Dr. Alison Stuebe, a maternal-fetal medicine physician and medical director of lactation services at University of North Carolina Health Care, tells HuffPost about findings on the link between breastfeeding issues and depression and anxiety in a new mom. “Women who breastfeed for shorter periods of time tend to have more depression, but whether the depression causes the weaning or the weaning contributes to the depression ― or something causes both ― is really hard to disentangle,” she explains.

However, it’s becoming clear that the way healthcare professionals talk to moms matters. “I think this is part of a bigger problem, which is the way that we communicate with mothers about their health and well-being,” Stuebe explains. “We have a tendency to talk in terms of ‘should’ and ‘must’ and telling women what to do, instead of saying, ‘This is complicated, and there are tradeoffs every minute of every day in parenting.’”

“To bludgeon people and say, ‘This is the right thing to do, and you must do this,’” she says, “does not solve the problem.”

Can we get an amen?

After an incredibly traumatic c-section and subsequent ovarian surgery for which I was put under anesthesia, I was feeling all kinds of inadequate as a new mother.
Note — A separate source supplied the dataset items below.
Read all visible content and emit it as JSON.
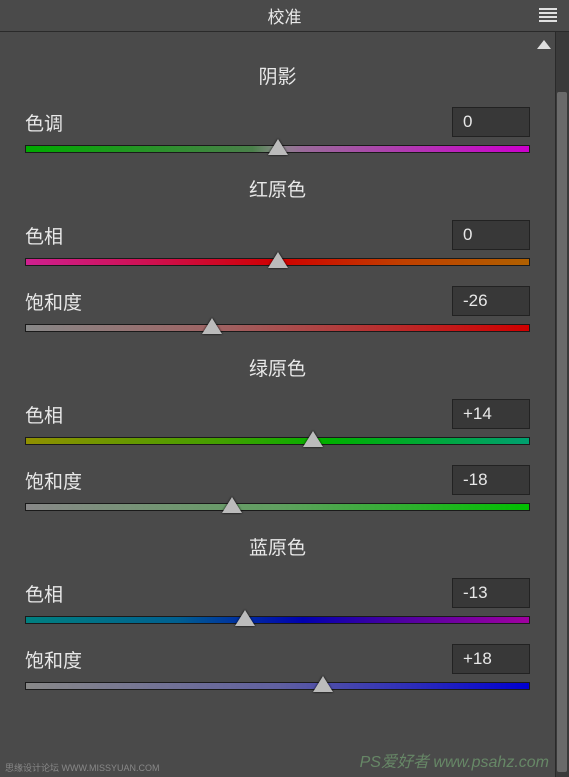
{
  "header": {
    "title": "校准"
  },
  "sections": {
    "shadow": {
      "title": "阴影",
      "tint": {
        "label": "色调",
        "value": "0",
        "position": 50
      }
    },
    "red": {
      "title": "红原色",
      "hue": {
        "label": "色相",
        "value": "0",
        "position": 50
      },
      "sat": {
        "label": "饱和度",
        "value": "-26",
        "position": 37
      }
    },
    "green": {
      "title": "绿原色",
      "hue": {
        "label": "色相",
        "value": "+14",
        "position": 57
      },
      "sat": {
        "label": "饱和度",
        "value": "-18",
        "position": 41
      }
    },
    "blue": {
      "title": "蓝原色",
      "hue": {
        "label": "色相",
        "value": "-13",
        "position": 43.5
      },
      "sat": {
        "label": "饱和度",
        "value": "+18",
        "position": 59
      }
    }
  },
  "watermark": {
    "left": "思缘设计论坛 WWW.MISSYUAN.COM",
    "right": "PS爱好者 www.psahz.com"
  }
}
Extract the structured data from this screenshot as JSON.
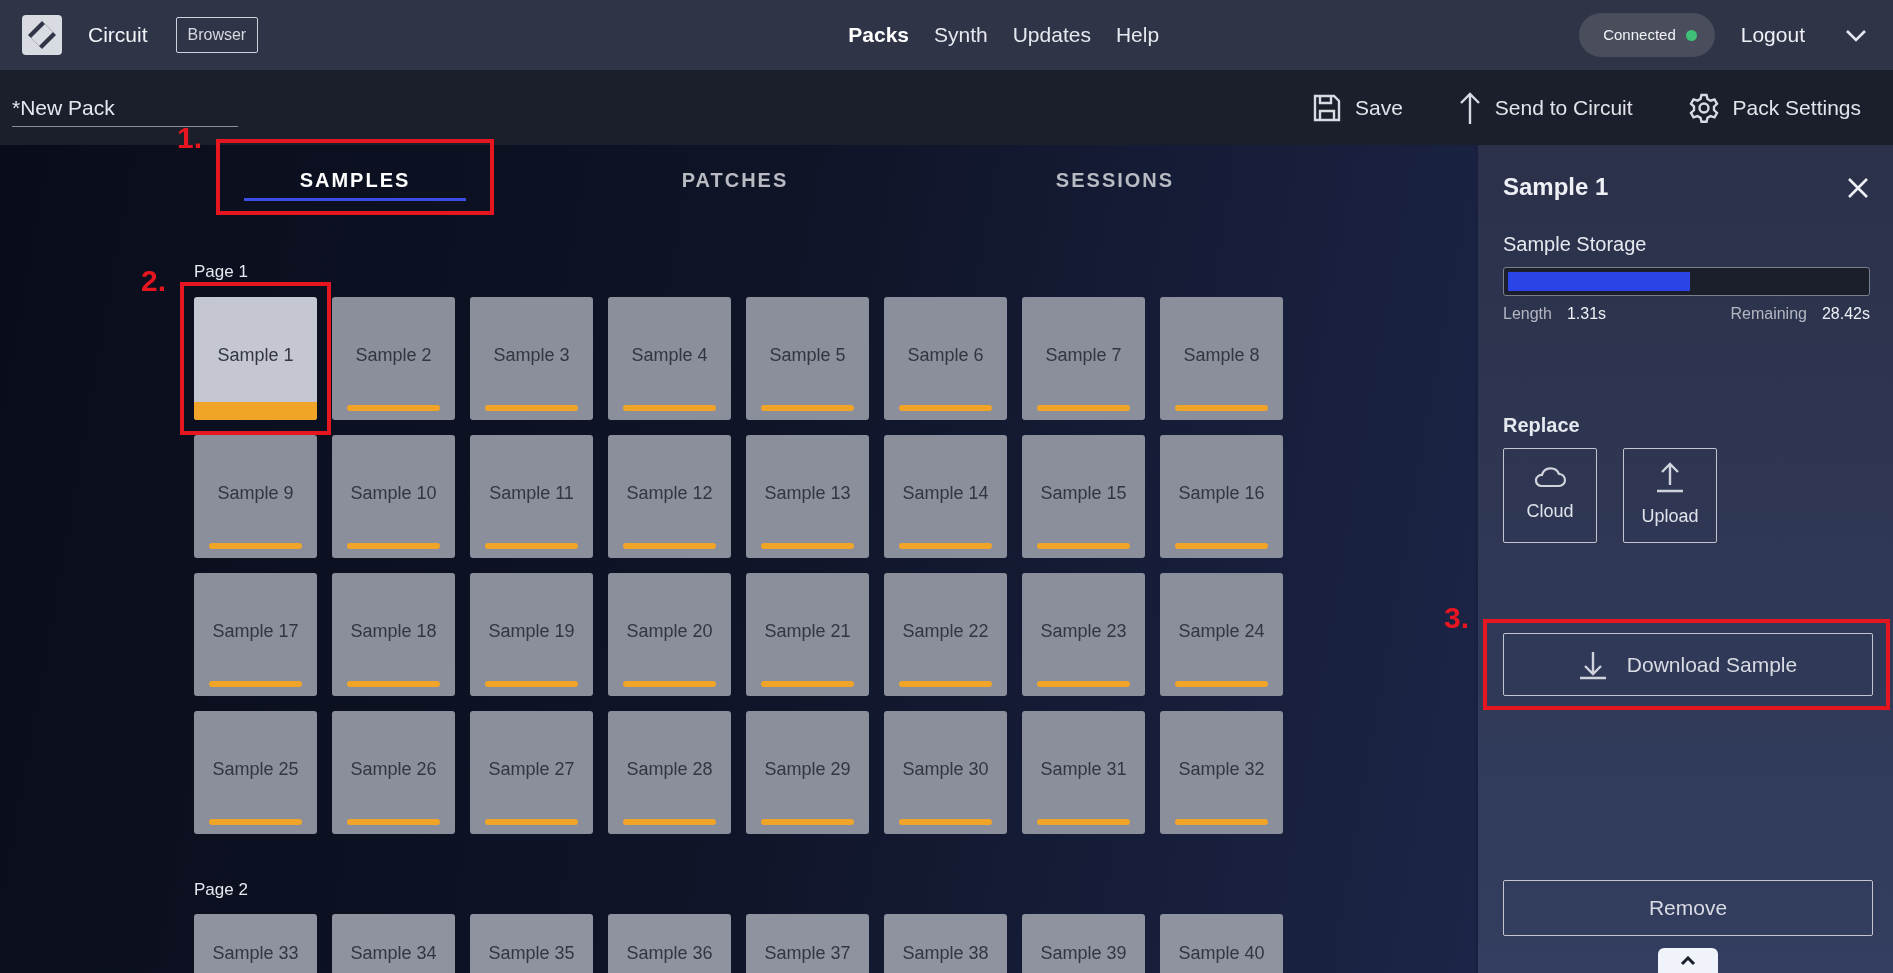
{
  "app": {
    "name": "Circuit",
    "badge": "Browser"
  },
  "nav": [
    {
      "label": "Packs",
      "selected": true
    },
    {
      "label": "Synth",
      "selected": false
    },
    {
      "label": "Updates",
      "selected": false
    },
    {
      "label": "Help",
      "selected": false
    }
  ],
  "status": {
    "label": "Connected",
    "connected": true
  },
  "logout": "Logout",
  "pack": {
    "name": "*New Pack"
  },
  "actions": [
    {
      "kind": "save",
      "label": "Save"
    },
    {
      "kind": "send",
      "label": "Send to Circuit"
    },
    {
      "kind": "settings",
      "label": "Pack Settings"
    }
  ],
  "tabs": [
    {
      "label": "SAMPLES",
      "selected": true
    },
    {
      "label": "PATCHES",
      "selected": false
    },
    {
      "label": "SESSIONS",
      "selected": false
    }
  ],
  "pages": [
    {
      "title": "Page 1",
      "samples": [
        {
          "label": "Sample 1",
          "selected": true
        },
        {
          "label": "Sample 2",
          "selected": false
        },
        {
          "label": "Sample 3",
          "selected": false
        },
        {
          "label": "Sample 4",
          "selected": false
        },
        {
          "label": "Sample 5",
          "selected": false
        },
        {
          "label": "Sample 6",
          "selected": false
        },
        {
          "label": "Sample 7",
          "selected": false
        },
        {
          "label": "Sample 8",
          "selected": false
        },
        {
          "label": "Sample 9",
          "selected": false
        },
        {
          "label": "Sample 10",
          "selected": false
        },
        {
          "label": "Sample 11",
          "selected": false
        },
        {
          "label": "Sample 12",
          "selected": false
        },
        {
          "label": "Sample 13",
          "selected": false
        },
        {
          "label": "Sample 14",
          "selected": false
        },
        {
          "label": "Sample 15",
          "selected": false
        },
        {
          "label": "Sample 16",
          "selected": false
        },
        {
          "label": "Sample 17",
          "selected": false
        },
        {
          "label": "Sample 18",
          "selected": false
        },
        {
          "label": "Sample 19",
          "selected": false
        },
        {
          "label": "Sample 20",
          "selected": false
        },
        {
          "label": "Sample 21",
          "selected": false
        },
        {
          "label": "Sample 22",
          "selected": false
        },
        {
          "label": "Sample 23",
          "selected": false
        },
        {
          "label": "Sample 24",
          "selected": false
        },
        {
          "label": "Sample 25",
          "selected": false
        },
        {
          "label": "Sample 26",
          "selected": false
        },
        {
          "label": "Sample 27",
          "selected": false
        },
        {
          "label": "Sample 28",
          "selected": false
        },
        {
          "label": "Sample 29",
          "selected": false
        },
        {
          "label": "Sample 30",
          "selected": false
        },
        {
          "label": "Sample 31",
          "selected": false
        },
        {
          "label": "Sample 32",
          "selected": false
        }
      ]
    },
    {
      "title": "Page 2",
      "samples": [
        {
          "label": "Sample 33",
          "selected": false
        },
        {
          "label": "Sample 34",
          "selected": false
        },
        {
          "label": "Sample 35",
          "selected": false
        },
        {
          "label": "Sample 36",
          "selected": false
        },
        {
          "label": "Sample 37",
          "selected": false
        },
        {
          "label": "Sample 38",
          "selected": false
        },
        {
          "label": "Sample 39",
          "selected": false
        },
        {
          "label": "Sample 40",
          "selected": false
        }
      ]
    }
  ],
  "panel": {
    "title": "Sample 1",
    "storage": {
      "label": "Sample Storage",
      "level": 0.51,
      "length_label": "Length",
      "length": "1.31s",
      "remaining_label": "Remaining",
      "remaining": "28.42s"
    },
    "replace": {
      "title": "Replace",
      "options": [
        {
          "kind": "cloud",
          "label": "Cloud"
        },
        {
          "kind": "upload",
          "label": "Upload"
        }
      ]
    },
    "download": "Download Sample",
    "remove": "Remove"
  },
  "annotations": [
    {
      "kind": "tab",
      "label": "1."
    },
    {
      "kind": "tile",
      "label": "2."
    },
    {
      "kind": "download",
      "label": "3."
    }
  ]
}
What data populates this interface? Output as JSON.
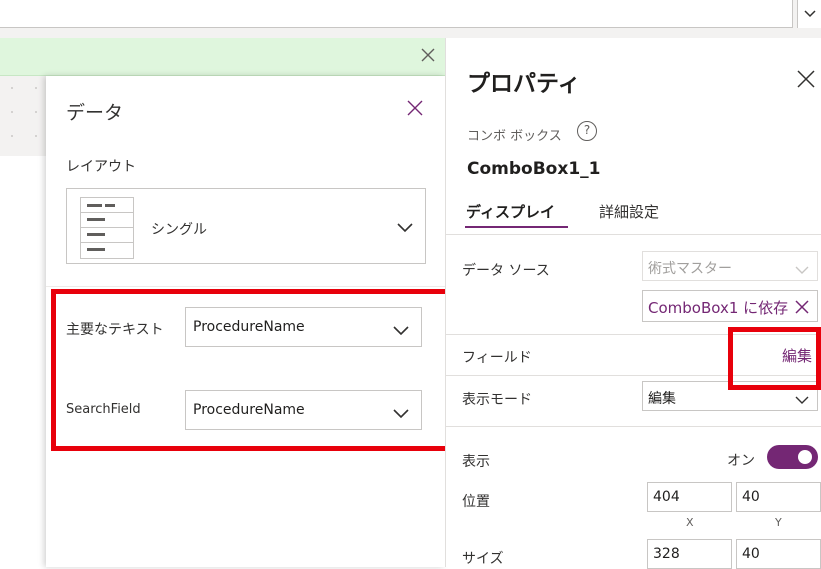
{
  "data_panel": {
    "title": "データ",
    "layout_label": "レイアウト",
    "layout_value": "シングル",
    "fields": [
      {
        "label": "主要なテキスト",
        "value": "ProcedureName"
      },
      {
        "label": "SearchField",
        "value": "ProcedureName"
      }
    ]
  },
  "properties": {
    "title": "プロパティ",
    "control_type": "コンボ ボックス",
    "control_name": "ComboBox1_1",
    "tabs": [
      "ディスプレイ",
      "詳細設定"
    ],
    "data_source_label": "データ ソース",
    "data_source_value": "術式マスター",
    "dependency_tag": "ComboBox1 に依存",
    "fields_label": "フィールド",
    "fields_edit": "編集",
    "display_mode_label": "表示モード",
    "display_mode_value": "編集",
    "visible_label": "表示",
    "visible_toggle": "オン",
    "position_label": "位置",
    "position_x": "404",
    "position_y": "40",
    "x_label": "X",
    "y_label": "Y",
    "size_label": "サイズ",
    "size_w": "328",
    "size_h": "40"
  },
  "colors": {
    "accent": "#742774",
    "highlight": "#e8000b",
    "banner": "#dff6dd"
  }
}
I missed my child’s first six hours of life because I was asleep and then in recovery. I immediately worried about our ability to bond and since she was three weeks early and very sleepy, nursing was a struggle from the start. I began to pump exclusively when she wasn’t figuring out how to latch, and the amount of time I spent attached to the pump combined with my sadness that I was missing out on all that magical breastfeeding bonding that had been promised by countless books and my own OBGYN caused me to doubt my abilities as a mom. I dealt with pretty serious postpartum depression and anxiety throughout most of her first year and looking back, my terrible experience with breastfeeding and total lack of support or concern from anyone for my mental health was at the center of it.

Basically, what I could’ve used instead of my daughter’s pediatrician, the hospital’s lactation consultant, and my OB insisting I not give up on breastfeeding was someone taking my own health and well-being into account.

“It is not possible for health care providers to be aware of all the factors that play a role in forming a woman’s infant feeding intentions,” the authors of the article write, “but so long as a woman is provided appropriate education to make informed decisions, clinicians must trust that a woman will choose to do what is best, even if the woman’s definition of best is different than that of the health care provider.”

In other words, it would’ve gone a long way toward helping me if I had simply been given all the info and none of the insistence that I was going to fail my child if I turned to formula instead of nursing.

Breast may be “best” clinically, but what’s “best” overall for a new mom, her infant, and her family may mean some (or all) formula. At the end of the day, a lot goes into the care and keeping of a baby, and a happy mom who isn’t feeling pressure from all sides to do something “natural” that may feel anything but is an excellent start.